Barneys is not the only one put at risk by this play. American Dream, which has had a long, torturous development period lasting more than 10 years, does not need any more hiccups en route to its opening. While American Dream’s rent prices are not publicly available, the company did say that it has already rented more than 85% of the space. It would not bode well for the mall’s long-awaited opening if one of its marquee retail partners falls off early on.

Additionally, if Barneys does file for bankruptcy, it is not guaranteed it will be able to see itself through to the other side and come out more sustainable, particularly since most companies have only 240 days to sit in bankruptcy, according to Section 365 of the Bankruptcy Code.
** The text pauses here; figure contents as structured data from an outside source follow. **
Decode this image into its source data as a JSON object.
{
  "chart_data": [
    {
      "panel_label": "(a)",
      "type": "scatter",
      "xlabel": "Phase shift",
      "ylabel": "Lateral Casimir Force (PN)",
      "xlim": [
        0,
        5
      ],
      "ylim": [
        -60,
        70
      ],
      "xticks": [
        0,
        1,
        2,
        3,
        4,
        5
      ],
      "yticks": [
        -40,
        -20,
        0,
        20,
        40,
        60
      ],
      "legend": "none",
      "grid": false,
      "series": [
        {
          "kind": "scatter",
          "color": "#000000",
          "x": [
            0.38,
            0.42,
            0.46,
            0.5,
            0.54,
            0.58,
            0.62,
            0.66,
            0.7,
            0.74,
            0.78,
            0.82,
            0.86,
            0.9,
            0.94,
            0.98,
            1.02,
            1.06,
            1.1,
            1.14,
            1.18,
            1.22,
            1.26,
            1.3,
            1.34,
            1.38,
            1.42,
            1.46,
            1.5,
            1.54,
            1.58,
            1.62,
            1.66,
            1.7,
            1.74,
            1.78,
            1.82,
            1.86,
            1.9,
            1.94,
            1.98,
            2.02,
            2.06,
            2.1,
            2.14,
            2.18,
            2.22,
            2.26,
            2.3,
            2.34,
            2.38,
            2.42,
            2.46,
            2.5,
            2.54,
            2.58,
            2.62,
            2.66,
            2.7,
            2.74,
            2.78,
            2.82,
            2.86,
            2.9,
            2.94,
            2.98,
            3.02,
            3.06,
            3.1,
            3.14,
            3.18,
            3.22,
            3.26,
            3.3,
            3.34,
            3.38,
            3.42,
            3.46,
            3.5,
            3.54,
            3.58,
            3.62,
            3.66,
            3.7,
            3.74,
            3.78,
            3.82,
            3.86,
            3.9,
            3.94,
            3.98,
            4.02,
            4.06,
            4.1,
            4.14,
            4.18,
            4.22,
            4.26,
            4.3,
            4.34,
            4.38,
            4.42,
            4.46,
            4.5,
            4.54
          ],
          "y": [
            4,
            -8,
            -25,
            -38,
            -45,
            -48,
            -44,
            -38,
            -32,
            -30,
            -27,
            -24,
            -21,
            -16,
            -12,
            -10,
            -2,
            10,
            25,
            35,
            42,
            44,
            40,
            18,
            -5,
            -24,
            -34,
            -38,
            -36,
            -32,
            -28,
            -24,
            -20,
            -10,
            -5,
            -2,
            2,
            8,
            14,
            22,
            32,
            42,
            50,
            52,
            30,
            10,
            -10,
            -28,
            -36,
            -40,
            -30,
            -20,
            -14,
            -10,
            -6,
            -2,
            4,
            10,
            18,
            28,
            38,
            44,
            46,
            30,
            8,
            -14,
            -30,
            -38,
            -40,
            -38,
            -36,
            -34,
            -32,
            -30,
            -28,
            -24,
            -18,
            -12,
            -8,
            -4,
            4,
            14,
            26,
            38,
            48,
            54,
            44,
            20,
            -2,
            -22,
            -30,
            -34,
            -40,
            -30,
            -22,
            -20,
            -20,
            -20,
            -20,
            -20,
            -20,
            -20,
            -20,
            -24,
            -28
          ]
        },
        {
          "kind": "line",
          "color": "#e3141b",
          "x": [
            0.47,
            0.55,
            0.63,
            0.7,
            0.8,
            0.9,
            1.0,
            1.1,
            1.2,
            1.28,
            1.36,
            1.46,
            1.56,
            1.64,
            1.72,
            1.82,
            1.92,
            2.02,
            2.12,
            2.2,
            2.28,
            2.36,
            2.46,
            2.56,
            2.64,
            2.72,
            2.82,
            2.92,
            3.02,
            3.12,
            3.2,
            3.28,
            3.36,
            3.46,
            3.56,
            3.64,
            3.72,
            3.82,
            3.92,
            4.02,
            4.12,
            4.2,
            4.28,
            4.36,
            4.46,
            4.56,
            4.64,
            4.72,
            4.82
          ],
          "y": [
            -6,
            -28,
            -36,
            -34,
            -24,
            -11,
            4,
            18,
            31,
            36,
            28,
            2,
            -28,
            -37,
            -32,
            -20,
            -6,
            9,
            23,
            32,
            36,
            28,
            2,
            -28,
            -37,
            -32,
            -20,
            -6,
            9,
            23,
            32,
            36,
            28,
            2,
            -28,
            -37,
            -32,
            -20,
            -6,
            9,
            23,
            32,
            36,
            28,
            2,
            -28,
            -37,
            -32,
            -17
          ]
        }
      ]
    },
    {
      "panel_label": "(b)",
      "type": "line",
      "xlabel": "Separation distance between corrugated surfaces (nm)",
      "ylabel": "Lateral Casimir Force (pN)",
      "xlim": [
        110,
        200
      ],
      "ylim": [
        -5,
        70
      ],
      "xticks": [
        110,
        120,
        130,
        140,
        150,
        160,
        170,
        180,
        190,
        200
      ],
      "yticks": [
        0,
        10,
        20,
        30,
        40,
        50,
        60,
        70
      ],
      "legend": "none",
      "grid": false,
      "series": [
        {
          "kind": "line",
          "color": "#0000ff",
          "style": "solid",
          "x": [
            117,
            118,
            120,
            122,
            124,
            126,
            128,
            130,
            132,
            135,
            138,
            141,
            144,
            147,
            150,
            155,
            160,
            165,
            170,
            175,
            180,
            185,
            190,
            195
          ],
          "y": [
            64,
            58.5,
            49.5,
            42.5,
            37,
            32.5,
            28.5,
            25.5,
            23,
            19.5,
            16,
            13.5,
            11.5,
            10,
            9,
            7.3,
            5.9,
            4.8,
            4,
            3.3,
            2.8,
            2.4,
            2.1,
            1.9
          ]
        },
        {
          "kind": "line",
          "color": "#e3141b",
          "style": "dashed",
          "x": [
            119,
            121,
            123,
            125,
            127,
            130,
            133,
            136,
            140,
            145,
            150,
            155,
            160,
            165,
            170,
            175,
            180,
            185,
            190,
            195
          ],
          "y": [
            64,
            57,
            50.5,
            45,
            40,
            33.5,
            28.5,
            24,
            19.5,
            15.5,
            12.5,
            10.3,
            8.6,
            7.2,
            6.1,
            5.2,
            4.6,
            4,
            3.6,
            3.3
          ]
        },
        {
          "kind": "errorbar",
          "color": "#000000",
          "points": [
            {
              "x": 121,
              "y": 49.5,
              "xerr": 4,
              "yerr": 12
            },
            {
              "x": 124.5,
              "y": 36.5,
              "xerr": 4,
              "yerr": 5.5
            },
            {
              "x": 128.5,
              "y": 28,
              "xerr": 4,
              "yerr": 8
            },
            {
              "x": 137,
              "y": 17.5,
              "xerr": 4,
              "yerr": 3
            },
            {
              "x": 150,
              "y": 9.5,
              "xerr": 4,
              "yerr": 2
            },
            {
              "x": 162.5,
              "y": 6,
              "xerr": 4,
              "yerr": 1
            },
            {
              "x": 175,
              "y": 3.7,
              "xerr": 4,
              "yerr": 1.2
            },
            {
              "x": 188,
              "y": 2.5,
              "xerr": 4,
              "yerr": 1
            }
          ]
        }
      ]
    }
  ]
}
“Barneys will not have the latitude of time to double-down on what they’re already doing, nor will they have the time to come up with something completely new,” Stuart said. “It’s too costly. Neither their vendors nor landlords will want to sustain an aggressive growth model right now. The bankruptcy laws just will not give them enough time. If you don’t go into these periods knowing what you’re going to look like coming out, you won’t win. Most of the retailers that have filed for bankruptcy in the last five years — KB Toys, for example — have liquidated. I don’t know what Barneys’ strategy will be, but doubling down on what they’re doing will be riskiest.”

With American Dream set to open in October, Barneys does not have much time to figure out what it needs to do to avoid financial insolvency. If it can’t properly restructure in time, the plan for American Dream — and the company as a whole — will be in jeopardy.